Learning to transcribe Swiss German dialects

Improving Swiss German speech recognition for Swisscom TV Box Voice Assistant

In Switzerland, Standard German (the one spoken across Germany) stands in a diglossic relationship with Swiss German dialects, the varieties of everyday communication throughout the German-speaking cantons. Swiss Standard German (referred to as Schweizer Schriftdeutsch) is a variety of Standard German and the written form of the official German spoken in Switzerland. It is used in books, newspapers, and all official publications; however, Swiss Standard German is not typically spoken. Writing in Swiss German has only arisen rather recently (notably in text messaging) and as a result, there are no orthographic conventions for Swiss German varieties.
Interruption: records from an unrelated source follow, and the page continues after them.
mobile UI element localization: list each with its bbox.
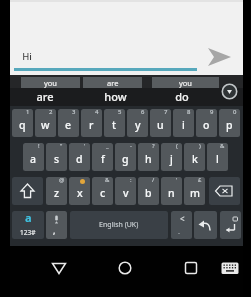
staticText: are (107, 78, 119, 88)
button[interactable]: q (12, 109, 33, 137)
button[interactable]: English (UK) (70, 211, 168, 239)
staticText: f (101, 152, 105, 166)
button[interactable]: z (46, 177, 67, 205)
button[interactable]: l (207, 143, 228, 171)
button[interactable]: w (35, 109, 56, 137)
button[interactable]: k (184, 143, 205, 171)
button[interactable] (194, 211, 217, 239)
staticText: ( (176, 143, 178, 150)
staticText: ' (84, 143, 86, 150)
staticText: 1 (26, 109, 30, 116)
staticText: 3 (72, 109, 76, 116)
staticText: h (145, 152, 152, 166)
staticText: k (192, 152, 198, 166)
staticText: q (19, 118, 26, 132)
staticText: " (60, 143, 63, 150)
staticText: w (41, 118, 50, 132)
staticText: a (25, 211, 32, 225)
button[interactable] (12, 177, 43, 205)
staticText: , (53, 224, 56, 236)
staticText: z (54, 186, 60, 200)
button[interactable]: j (161, 143, 182, 171)
button[interactable]: u (150, 109, 171, 137)
staticText: 6 (141, 109, 145, 116)
staticText: how (104, 89, 127, 104)
button[interactable]: c (92, 177, 113, 205)
button[interactable] (220, 260, 240, 276)
button[interactable]: t (104, 109, 125, 137)
staticText: t (112, 118, 117, 132)
staticText: 123# (20, 228, 36, 237)
staticText: ! (38, 143, 40, 150)
staticText: u (157, 118, 164, 132)
button[interactable]: r (81, 109, 102, 137)
staticText: l (216, 152, 219, 166)
button[interactable]: g (115, 143, 136, 171)
staticText: n (168, 186, 175, 200)
staticText: @ (59, 177, 65, 184)
button[interactable]: d (69, 143, 90, 171)
staticText: English (UK) (99, 220, 139, 230)
button[interactable]: < (171, 211, 192, 239)
button[interactable] (180, 258, 202, 278)
button[interactable]: you (21, 77, 80, 88)
staticText: o (203, 118, 210, 132)
staticText: £ (198, 177, 202, 184)
staticText: . (178, 226, 181, 236)
staticText: / (152, 177, 155, 184)
staticText: ) (199, 143, 201, 150)
staticText: a (30, 152, 37, 166)
staticText: p (226, 118, 233, 132)
button[interactable]: y (127, 109, 148, 137)
staticText: b (145, 186, 152, 200)
staticText: ' (176, 177, 178, 184)
staticText: 7 (164, 109, 168, 116)
button[interactable]: a (23, 143, 44, 171)
button[interactable]: v (115, 177, 136, 205)
button[interactable]: you (152, 77, 219, 88)
button[interactable]: h (138, 143, 159, 171)
staticText: 5 (118, 109, 122, 116)
staticText: c (100, 186, 106, 200)
staticText: i (182, 118, 185, 132)
staticText: x (77, 186, 83, 200)
button[interactable]: s (46, 143, 67, 171)
button[interactable]: b (138, 177, 159, 205)
staticText: s (54, 152, 60, 166)
staticText: j (170, 152, 173, 166)
button[interactable] (203, 45, 235, 69)
staticText: are (36, 89, 54, 104)
button[interactable]: are (83, 77, 142, 88)
button[interactable]: x (69, 177, 90, 205)
staticText: - (130, 143, 132, 150)
staticText: you (44, 78, 57, 88)
staticText: e (65, 118, 72, 132)
staticText: < (180, 213, 185, 224)
button[interactable] (209, 177, 240, 205)
button[interactable]: i (173, 109, 194, 137)
staticText: & (105, 177, 110, 184)
button[interactable]: p (219, 109, 240, 137)
button[interactable] (220, 211, 241, 239)
button[interactable]: m (184, 177, 205, 205)
button[interactable]: o (196, 109, 217, 137)
button[interactable]: a (12, 211, 44, 239)
staticText: v (123, 186, 129, 200)
staticText: you (179, 78, 192, 88)
button[interactable] (114, 258, 136, 278)
staticText: Hi (22, 50, 32, 63)
staticText: ? (152, 143, 155, 150)
button[interactable]: , (46, 211, 67, 239)
button[interactable] (48, 258, 70, 278)
button[interactable]: n (161, 177, 182, 205)
staticText: y (135, 118, 141, 132)
staticText: 9 (210, 109, 214, 116)
staticText: 0 (233, 109, 237, 116)
staticText: do (175, 89, 189, 104)
button[interactable]: f (92, 143, 113, 171)
staticText: : (130, 177, 132, 184)
button[interactable]: e (58, 109, 79, 137)
staticText: g (122, 152, 129, 166)
staticText: 4 (95, 109, 99, 116)
button[interactable] (221, 83, 238, 100)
Swiss Standard German is different from Standard German on all levels of linguistic analysis (called Helvetisms) including vocabulary, pronunciation, orthography, and even syntax. Differences at these levels also exist among the various Swiss German dialects. Fortunately, Swiss German is the best researched dialect area in Central Europe. The Dieth spelling system (a system of phonetic transcription) is used in most scientific accounts for writing Swiss German dialects (referred to as GSW). It uses Standard German spelling as a starting point but deviates where it is inconsistent or lacks the precision needed for the description of the various Swiss dialects. Dialectal variation causes lexical units to be pronounced, and therefore written, differently in different regions. For instant, in Standard German ‘gehst mir bitte auf das wetter’ (‘Tell me the weather please’) can be written in Swiss German as ‘geisch mer bitte uf ds wätter’ or gaischt mer bitte uff daas wetter’ in different regions, where geisch/gaischtuf/uffds/daas and wätter are variations of Standard German words gehstaufdas and wetter, respectively. To establish the lexical identity of all writing variants, they need to be normalized to a single form.

Automatic speech recognition (ASR) of Swiss German is a considerable challenge owing to the lack of transcribed datasets and the considerable regional variation described above. We at Idiap, in collaboration with the Swisscom AI group, designed a multi-dialectal approach to word generation for Swiss German to handle the linguistic variation of words in various dialect landscapes. Given a Swiss German word form and a set of handcrafted written variants, we learn a model to automatically generate inflected word candidates for unseen words or alternative forms for known words in different Swiss German dialects. This helps us build a large dialectal lexicon to establish an identity across word variants. Together with an acoustic and language model, we are able to provide a normalized transcription of Swiss German. Our experiments on Swiss German multi-dialect data extracted from Swisscom TV box voice assistant, indicates a significant improvement in ASR performance, especially for dialects with no or little linguistic information.